Canada’s second-largest bank disclosed to investors recently it had about $12 billion in U.S. commercial real estate exposure.
The U.S. commercial real estate sector’s continuing deterioration is fuelling concerns about the banking industry and the recovery of the U.S. economy.
Commercial real estate is the second-biggest loan category in the U.S. banking system after residential mortgages, accounting for about $1.9-trillion of the total $7.6-trillion loans.
Commercial real estate includes owner-occupied properties such as factories, income-producing properties such as office buildings, hotels and malls, apartment buildings and other multi-family properties, and construction.

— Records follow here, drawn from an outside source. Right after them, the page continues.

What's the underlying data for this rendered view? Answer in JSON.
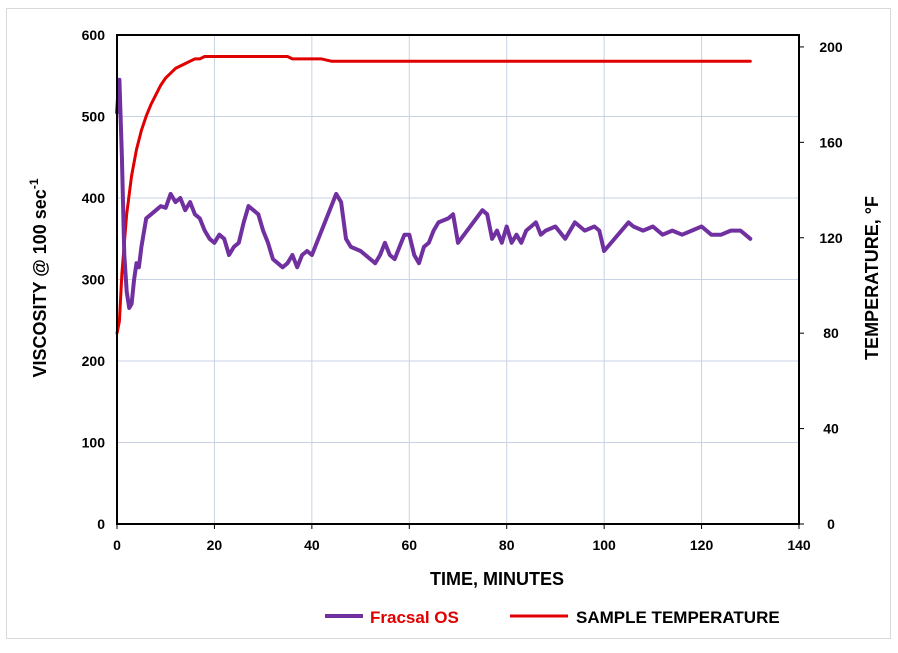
{
  "chart_data": {
    "type": "line",
    "xlabel": "TIME, MINUTES",
    "ylabel_left_main": "VISCOSITY @ 100 sec",
    "ylabel_left_sup": "-1",
    "ylabel_right": "TEMPERATURE,  °F",
    "xlim": [
      0,
      140
    ],
    "ylim_left": [
      0,
      600
    ],
    "ylim_right": [
      0,
      205
    ],
    "x_ticks": [
      "0",
      "20",
      "40",
      "60",
      "80",
      "100",
      "120",
      "140"
    ],
    "y_left_ticks": [
      "0",
      "100",
      "200",
      "300",
      "400",
      "500",
      "600"
    ],
    "y_right_ticks": [
      "0",
      "40",
      "80",
      "120",
      "160",
      "200"
    ],
    "grid": true,
    "legend_position": "bottom",
    "series": [
      {
        "name": "Fracsal OS",
        "axis": "left",
        "color": "#7030a0",
        "label_color": "#e00000",
        "x": [
          0.0,
          0.5,
          1.0,
          1.5,
          2.0,
          2.5,
          3.0,
          3.5,
          4.0,
          4.5,
          5.0,
          6.0,
          7.0,
          8.0,
          9.0,
          10.0,
          11.0,
          12.0,
          13.0,
          14.0,
          15.0,
          16.0,
          17.0,
          18.0,
          19.0,
          20.0,
          21.0,
          22.0,
          23.0,
          24.0,
          25.0,
          26.0,
          27.0,
          28.0,
          29.0,
          30.0,
          31.0,
          32.0,
          33.0,
          34.0,
          35.0,
          36.0,
          37.0,
          38.0,
          39.0,
          40.0,
          45.0,
          46.0,
          47.0,
          48.0,
          50.0,
          52.0,
          53.0,
          54.0,
          55.0,
          56.0,
          57.0,
          58.0,
          59.0,
          60.0,
          61.0,
          62.0,
          63.0,
          64.0,
          65.0,
          66.0,
          68.0,
          69.0,
          70.0,
          75.0,
          76.0,
          77.0,
          78.0,
          79.0,
          80.0,
          81.0,
          82.0,
          83.0,
          84.0,
          85.0,
          86.0,
          87.0,
          88.0,
          90.0,
          92.0,
          94.0,
          96.0,
          98.0,
          99.0,
          100.0,
          105.0,
          106.0,
          108.0,
          110.0,
          112.0,
          114.0,
          116.0,
          118.0,
          120.0,
          122.0,
          124.0,
          126.0,
          128.0,
          129.0,
          130.0
        ],
        "y": [
          505,
          545,
          450,
          330,
          285,
          265,
          270,
          300,
          320,
          315,
          340,
          375,
          380,
          385,
          390,
          388,
          405,
          395,
          400,
          385,
          395,
          380,
          375,
          360,
          350,
          345,
          355,
          350,
          330,
          340,
          345,
          370,
          390,
          385,
          380,
          360,
          345,
          325,
          320,
          315,
          320,
          330,
          315,
          330,
          335,
          330,
          405,
          395,
          350,
          340,
          335,
          325,
          320,
          330,
          345,
          330,
          325,
          340,
          355,
          355,
          330,
          320,
          340,
          345,
          360,
          370,
          375,
          380,
          345,
          385,
          380,
          350,
          360,
          345,
          365,
          345,
          355,
          345,
          360,
          365,
          370,
          355,
          360,
          365,
          350,
          370,
          360,
          365,
          360,
          335,
          370,
          365,
          360,
          365,
          355,
          360,
          355,
          360,
          365,
          355,
          355,
          360,
          360,
          355,
          350
        ]
      },
      {
        "name": "SAMPLE TEMPERATURE",
        "axis": "right",
        "color": "#e00000",
        "label_color": "#000000",
        "x": [
          0,
          0.5,
          1,
          2,
          3,
          4,
          5,
          6,
          7,
          8,
          9,
          10,
          11,
          12,
          13,
          14,
          15,
          16,
          17,
          18,
          20,
          25,
          28,
          32,
          35,
          36,
          42,
          44,
          46,
          130
        ],
        "y": [
          80,
          85,
          105,
          130,
          146,
          157,
          165,
          171,
          176,
          180,
          184,
          187,
          189,
          191,
          192,
          193,
          194,
          195,
          195,
          196,
          196,
          196,
          196,
          196,
          196,
          195,
          195,
          194,
          194,
          194
        ]
      }
    ]
  }
}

With many regional and small banks vulnerable to the deteriorating performance of commercial real estate loans, banks are continuing to tighten lending standards and bank loans have continued to contract.
While residential home sales and construction have picked up in recent months, commercial real estate activity continued to fall markedly in most areas of the U.S. because of deteriorating fundamentals, including declining occupancy and rental rates, and tight credit conditions for businesses. More commercial real estate loans are at risk of defaults.